A.I on the 1s and 0s

Alnur Ismail is a PM for Microsoft's XAML

March 2009 - Posts

UI Unit Testing with WatiN - Part #2 – Tips & Tricks

In my first post about WatiN I introduced the open source API, and provided a simple demo to give a taste of what WatiN is capable off. I ended that post with a promise to write a follow up on some of the lessons I’ve learnt. Here they are:

  1. .NET control ids are not friendly
    WatiN allows you to select any DOM element based on a specified id (or a myriad of other attributes) as follows:
    _ie.TextField("controlId")

    Unfortunately, .NET control ids are rarely as friendly.You’ll quickly find your tests littered with control ids like ‘ctl00_ContentPlaceHolder_ControlId’ making the tests hard to read and overly verbose. The solution is to supply your own regular expression when selecting an element to match only the end of the control id as shown below.
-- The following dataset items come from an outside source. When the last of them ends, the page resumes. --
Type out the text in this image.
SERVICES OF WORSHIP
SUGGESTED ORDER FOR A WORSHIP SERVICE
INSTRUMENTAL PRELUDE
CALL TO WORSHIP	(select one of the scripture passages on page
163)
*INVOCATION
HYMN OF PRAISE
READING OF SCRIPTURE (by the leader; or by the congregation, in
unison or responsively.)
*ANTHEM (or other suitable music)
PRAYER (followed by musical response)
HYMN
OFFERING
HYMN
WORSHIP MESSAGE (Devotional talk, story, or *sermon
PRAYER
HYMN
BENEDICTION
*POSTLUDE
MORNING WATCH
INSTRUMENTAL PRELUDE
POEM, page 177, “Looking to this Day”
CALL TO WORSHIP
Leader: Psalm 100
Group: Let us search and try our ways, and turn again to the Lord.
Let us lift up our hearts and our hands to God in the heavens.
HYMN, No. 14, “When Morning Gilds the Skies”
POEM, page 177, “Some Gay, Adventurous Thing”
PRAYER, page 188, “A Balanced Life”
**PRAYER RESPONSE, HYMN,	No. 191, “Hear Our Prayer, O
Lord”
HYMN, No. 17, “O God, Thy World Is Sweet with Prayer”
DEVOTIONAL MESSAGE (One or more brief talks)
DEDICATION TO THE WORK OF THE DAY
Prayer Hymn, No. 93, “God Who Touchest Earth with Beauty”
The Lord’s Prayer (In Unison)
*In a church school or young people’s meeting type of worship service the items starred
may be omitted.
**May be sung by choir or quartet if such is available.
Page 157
    public static Regex PartialClientId(string partialClientId)
    {
       return new Regex(".*_" + partialClientId + "$");
    } 

    To use the regular expression you need to provide it as a parameter to the selector:

    _ie.TextField(PartialClientId("controlId"))
  2. Tests are linked to ids
    Finding a control by id (or name, class, etc.) creates a dependency on that id not changing. Refactoring a control’s id will break all tests relying on it causing you to make sweeping changes which takes time. The solution I use is to create a static class for each web form in my website, under my test project. The class defines constants for all control ids (or names, classes, etc.) that could be referenced in the unit tests. The unit tests use the constants instead of the actual control ids meaning that any change in the web form only needs to be made in one place.

  3. Tests repeat
    If you’re building a suite of tests for your website you’ll quickly see that you have to perform the same actions again and again. For example, if you’re testing your e-store you’ll have unit tests for searching for a product and adding products to the shopping cart. If you code these two tests from scratch, the second test would include searching for products. Again, this means if you make any changes to your search unit test you’ll need to make the same change somewhere else. A simple solution is to think of code re-use. Create helper methods for each action like searching, and then call it where appropriate. For example, my helper method would accept a search string and return the results grid.

That’s all I’ve got so far. Hope it helps.